Across client services, investment product design and communication of information, Hermannsberger highlighted what LPs are looking for from their GPs.

From an economic perspective, IBM takes an approach of portfolio optimisation to the firm’s capital allocations. However, from a regulatory perspective, allocation needs to happen in silos. According to Hermannsberger, alternative investments often clash with the strict criteria according to which the firm can allocate its funds.

A broader and more refined product offering, a low interest rate environment and increasing diversification of asset allocations have contributed to this divergence.

For LPs, this has resulted in the need for additional structures to facilitate investments and increasingly tailoring their activities. In turn, higher burdens are put on their resources and expertise, increasing costs and posing questions about how much of the ROI effectively lands with LPs.

Against this backdrop, LPs’ view of GPs is changing. While focus remains on the best possible value proposition, Hermannsberger highlighted additional changes on the product and client services level that LPs want from their GPs.
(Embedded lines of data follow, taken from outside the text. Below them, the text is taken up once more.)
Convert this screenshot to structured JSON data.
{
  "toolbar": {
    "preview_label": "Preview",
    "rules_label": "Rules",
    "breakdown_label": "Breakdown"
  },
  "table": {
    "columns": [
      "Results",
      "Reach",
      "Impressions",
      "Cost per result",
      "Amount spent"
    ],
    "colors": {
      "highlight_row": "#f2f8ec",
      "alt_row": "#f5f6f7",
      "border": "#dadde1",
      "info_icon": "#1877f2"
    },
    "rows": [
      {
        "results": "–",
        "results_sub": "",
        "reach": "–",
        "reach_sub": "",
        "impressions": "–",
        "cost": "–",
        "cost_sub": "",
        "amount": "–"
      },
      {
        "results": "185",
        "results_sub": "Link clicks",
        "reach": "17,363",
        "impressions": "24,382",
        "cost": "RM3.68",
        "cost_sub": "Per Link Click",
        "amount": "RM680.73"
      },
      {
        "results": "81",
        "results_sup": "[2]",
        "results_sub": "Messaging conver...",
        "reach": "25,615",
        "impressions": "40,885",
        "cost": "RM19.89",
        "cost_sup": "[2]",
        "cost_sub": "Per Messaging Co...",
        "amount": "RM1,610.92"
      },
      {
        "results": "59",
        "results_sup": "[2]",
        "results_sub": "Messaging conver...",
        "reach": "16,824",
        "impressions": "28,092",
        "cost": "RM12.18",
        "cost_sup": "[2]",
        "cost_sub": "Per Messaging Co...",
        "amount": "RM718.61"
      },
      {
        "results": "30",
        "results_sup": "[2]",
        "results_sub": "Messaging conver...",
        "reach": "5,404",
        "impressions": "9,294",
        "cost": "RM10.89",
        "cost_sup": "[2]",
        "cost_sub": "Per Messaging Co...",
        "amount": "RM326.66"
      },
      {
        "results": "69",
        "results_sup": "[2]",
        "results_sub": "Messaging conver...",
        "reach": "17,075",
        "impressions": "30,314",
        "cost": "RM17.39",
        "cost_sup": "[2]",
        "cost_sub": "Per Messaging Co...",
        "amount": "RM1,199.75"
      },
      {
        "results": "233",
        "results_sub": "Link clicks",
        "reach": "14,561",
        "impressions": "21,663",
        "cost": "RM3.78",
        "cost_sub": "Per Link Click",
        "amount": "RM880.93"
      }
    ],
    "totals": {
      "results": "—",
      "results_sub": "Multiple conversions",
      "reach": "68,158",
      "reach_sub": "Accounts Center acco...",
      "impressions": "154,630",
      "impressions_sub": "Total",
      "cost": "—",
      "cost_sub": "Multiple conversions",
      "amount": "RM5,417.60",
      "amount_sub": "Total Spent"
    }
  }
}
In relation to the investment product, there is a need for:

  • Solving portfolio issues and increased customisation
  • A broader offering of various investment structures to decrease regulatory and economic hurdles
  • Testing of evergreen structures to reduce the burden on LPs.

On the investor relations side, Hermannsberger stressed:

  • An appreciation for the regulatory environments LPs operate in
  • Business development through recognition of the changing factors for capital allocation from LPs
  • Increasing the dialogue with LPs and assisting them with building up the internal resources to manage the specific capital allocation.

Particular pain points for LPs were a lack of transparency around costs, performance analytics, and holistic and flexible reporting.

Hermannsberger’s presentation suggests GPs that can provide increasingly flexible investment products that will fit easier into LPs’ portfolios, and go beyond the provision of stable returns into collaborating on how to navigate the regulatory and macroeconomic environment, are likely to carve out a competitive advantage for themselves.

By addressing LPs’ needs around client services, communication and product offering, GPs should be able to present themselves as attentive business partners and increase their chances of current and future capital allocations.